Aku tidak tahu sejak kapan tepatnya aku memilih untuk menarik diri dari dunia luar. Aku juga tidak tahu alasan apa yang membuatku berhenti bersosial. Yang pasti, semua itu diawali dengan rasa lelah. Lelah ketika semua usaha yang kulakukan seolah-olah tidak ada artinya.
Aku pernah mencoba bersuara, tetapi suaraku seakan tak terdengar. Aku pernah berpendapat, tetapi tak seorang pun menghiraukan. Aku pernah mencoba hadir di antara mereka, tetapi seolah aku tak kasat mata. Mereka tak melihatku, mereka tak mendengarku. Hari demi hari kujalani dengan rasa kosong, hampa, dan bingung.
Tubuhku masih bernafas, mataku masih berkedip, tetapi semua itu terasa tak berarti. Aku tidak memiliki arah, tidak memiliki tujuan. Hingga suatu malam, aku memutuskan untuk mencari kembali. Jika aku yang memutuskan untuk berhenti, maka aku juga yang berhak memutuskan untuk memulai lagi.

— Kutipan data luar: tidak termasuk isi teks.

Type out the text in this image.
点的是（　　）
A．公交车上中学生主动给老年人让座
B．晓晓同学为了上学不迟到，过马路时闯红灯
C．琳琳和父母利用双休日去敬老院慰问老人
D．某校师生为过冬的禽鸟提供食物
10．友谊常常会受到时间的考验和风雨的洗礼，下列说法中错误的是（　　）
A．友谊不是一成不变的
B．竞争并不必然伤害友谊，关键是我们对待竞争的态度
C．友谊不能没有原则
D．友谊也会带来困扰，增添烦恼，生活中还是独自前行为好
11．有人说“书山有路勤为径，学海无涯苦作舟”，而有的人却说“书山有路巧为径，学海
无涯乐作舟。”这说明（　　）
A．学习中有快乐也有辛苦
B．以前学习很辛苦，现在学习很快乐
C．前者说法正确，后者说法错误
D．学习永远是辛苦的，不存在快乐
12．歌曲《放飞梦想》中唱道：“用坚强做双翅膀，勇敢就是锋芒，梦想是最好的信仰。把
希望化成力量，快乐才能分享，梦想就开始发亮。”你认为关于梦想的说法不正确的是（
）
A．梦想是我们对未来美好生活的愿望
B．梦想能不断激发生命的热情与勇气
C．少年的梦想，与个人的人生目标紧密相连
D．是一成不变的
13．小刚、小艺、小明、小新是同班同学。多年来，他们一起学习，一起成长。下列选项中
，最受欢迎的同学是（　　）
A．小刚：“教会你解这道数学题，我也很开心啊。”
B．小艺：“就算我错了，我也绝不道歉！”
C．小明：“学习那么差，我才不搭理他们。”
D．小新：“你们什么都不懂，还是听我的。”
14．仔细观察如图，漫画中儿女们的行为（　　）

Aku berharap usahaku kali ini bisa memberi petunjuk dalam hidupku. Dan benar, aku menemukan seseorang. Dengan penuh keraguan, aku mencoba terbuka padanya. Aku ceritakan segala kepahitan, keluh-kesah, dan rasa hampa yang menjeratku. Yang mengejutkanku, dia mendengarkan. Tidak ada penghakiman, tidak ada penolakan. Dia memberi ruang, merangkulku dengan kata-kata sederhana:
"Aku tahu kamu lelah. Tidak ada yang salah dengan semua pilihanmu. Wajar, semua manusia butuh jeda. Yang membuatku bangga adalah meskipun gagal, kamu berani bangkit. Kamu berani mencoba lagi. Kamu berani menemuiku untuk bercerita dan bertanya langkah apa yang harus dilakukan. Aku bangga dengan keberanian dan tekadmu."
Air mataku pecah. Kata-kata itu menumbuhkan setitik harapan. Ia tidak menuntutku kembali bersosial, hanya menyarankan agar aku membuka diri perlahan. Bukan untuk orang lain, tapi untuk diriku sendiri. "Kamu masih punya harapan," katanya. Lalu ia mengucapkan satu kata yang membuat hatiku bergetar: rumah.
Rumah bukan sekadar bangunan kokoh dan mewah, melainkan tempat aku bisa pulang, beristirahat, dan mengisi ulang energi. Saat ia menyebut kata itu, aku merasa dialah rumahku. Kehadirannya adalah cahaya yang membimbingku.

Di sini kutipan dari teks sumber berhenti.